代表作品を鑑賞できます。解説とあわせてお楽しみください。
「小さな世界」 1993年、キャンバス・油彩、72.8×60.8cm
1993年春季二科展出品作
三姉妹の長女に生まれた私は、鷹山姓を名乗っていましたが、長い間子どもがおりませんでした。父・宇一はそんな私に「鷹山の家が君の代で終わって何が悪い。」と申し、決して跡取りのことは口にしませんでした。父母の思いはよくわかっていながらも、毎年歳を重ねていきました。
そんな四十歳を優に超えた私に、誰しも想像だにしていなかった突然の男子出産でありました。

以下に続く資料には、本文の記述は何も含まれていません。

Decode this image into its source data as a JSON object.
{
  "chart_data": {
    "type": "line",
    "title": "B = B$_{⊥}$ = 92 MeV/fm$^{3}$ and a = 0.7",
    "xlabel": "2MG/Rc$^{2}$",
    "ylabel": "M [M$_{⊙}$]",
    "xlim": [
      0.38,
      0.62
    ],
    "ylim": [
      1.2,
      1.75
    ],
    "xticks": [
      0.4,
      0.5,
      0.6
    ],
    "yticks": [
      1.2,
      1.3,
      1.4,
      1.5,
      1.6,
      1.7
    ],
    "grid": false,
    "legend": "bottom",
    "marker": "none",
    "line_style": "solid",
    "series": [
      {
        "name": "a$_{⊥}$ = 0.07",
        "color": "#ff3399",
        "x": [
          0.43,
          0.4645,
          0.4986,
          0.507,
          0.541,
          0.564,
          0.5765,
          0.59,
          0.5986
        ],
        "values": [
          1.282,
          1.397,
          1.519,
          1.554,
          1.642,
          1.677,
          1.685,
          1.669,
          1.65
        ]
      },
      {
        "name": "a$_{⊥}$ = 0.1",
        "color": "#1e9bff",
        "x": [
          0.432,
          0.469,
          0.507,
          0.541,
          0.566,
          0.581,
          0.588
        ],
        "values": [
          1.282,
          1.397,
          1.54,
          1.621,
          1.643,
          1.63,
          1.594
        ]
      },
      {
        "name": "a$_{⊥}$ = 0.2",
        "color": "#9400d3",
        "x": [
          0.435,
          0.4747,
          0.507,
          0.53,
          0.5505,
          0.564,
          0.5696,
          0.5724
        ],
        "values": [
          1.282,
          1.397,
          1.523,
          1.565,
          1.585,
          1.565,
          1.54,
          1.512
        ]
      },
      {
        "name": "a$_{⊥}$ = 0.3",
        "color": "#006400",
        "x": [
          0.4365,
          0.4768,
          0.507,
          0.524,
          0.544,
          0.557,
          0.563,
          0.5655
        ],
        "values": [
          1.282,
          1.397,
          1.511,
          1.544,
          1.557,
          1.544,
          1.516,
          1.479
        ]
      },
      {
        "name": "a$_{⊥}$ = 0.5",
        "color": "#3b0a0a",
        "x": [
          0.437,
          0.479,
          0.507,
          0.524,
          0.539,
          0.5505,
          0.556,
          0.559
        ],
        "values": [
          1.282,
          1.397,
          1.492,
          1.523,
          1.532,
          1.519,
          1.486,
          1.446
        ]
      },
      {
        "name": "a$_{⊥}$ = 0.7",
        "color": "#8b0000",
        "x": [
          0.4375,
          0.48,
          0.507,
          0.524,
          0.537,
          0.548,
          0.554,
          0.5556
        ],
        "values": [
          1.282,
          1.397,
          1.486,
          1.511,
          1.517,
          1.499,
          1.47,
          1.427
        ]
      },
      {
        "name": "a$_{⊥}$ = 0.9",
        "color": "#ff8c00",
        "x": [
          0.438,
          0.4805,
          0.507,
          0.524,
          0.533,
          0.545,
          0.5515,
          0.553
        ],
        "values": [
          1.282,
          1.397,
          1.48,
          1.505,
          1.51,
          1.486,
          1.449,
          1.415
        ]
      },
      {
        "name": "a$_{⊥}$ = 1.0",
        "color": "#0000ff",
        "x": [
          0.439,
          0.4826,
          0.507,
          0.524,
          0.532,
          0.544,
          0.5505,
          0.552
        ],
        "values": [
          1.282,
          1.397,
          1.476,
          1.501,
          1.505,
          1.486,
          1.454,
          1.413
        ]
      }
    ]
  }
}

なにより八十四歳で嫡孫に巡り会えた父の思いは言葉で言いつくせぬものがあり、画家鷹山宇一は、この無上の喜びを、作品「小さな世界」で表現をしました。
生物の母体である海を主題に、波打ち際に遊んでいる小さな蟹を手前に描き、その子蟹を見守るがごとく波上に蝶が飛び、遙か水平線には、父の託した夢や希望が光り輝いている。― 文字通りの逸作であります。厚意で美術館に飾られているこの作品を見るたびに、溢れるばかりの父の愛情と、わが子を初めて抱いた時の感動が昨日のごとく甦ってきます。
お七夜の時、父はそっと赤ん坊を胸にし、「七年間は長生きしなければ坊やに忘れられてしまう。」と笑いながら、「よく生まれてきた。人間は生まれて来るだけで価値があるのだ。」と言葉を続けました。
私たち娘が生まれた時、孫たちが誕生した時、又、己自身を奮い立たせるとき、父は何度かこの言葉を口にしたのだろう
― 人間は生まれて来ただけで価値がある ―
私もこの言葉を反芻しながら涙を押さえることができませんでした。
「風樹の嘆」の如き、孝養を尽くしたい時には親は待っていませんが、「小さな世界」は、私にできたたった一つの親孝行のまねごとでした。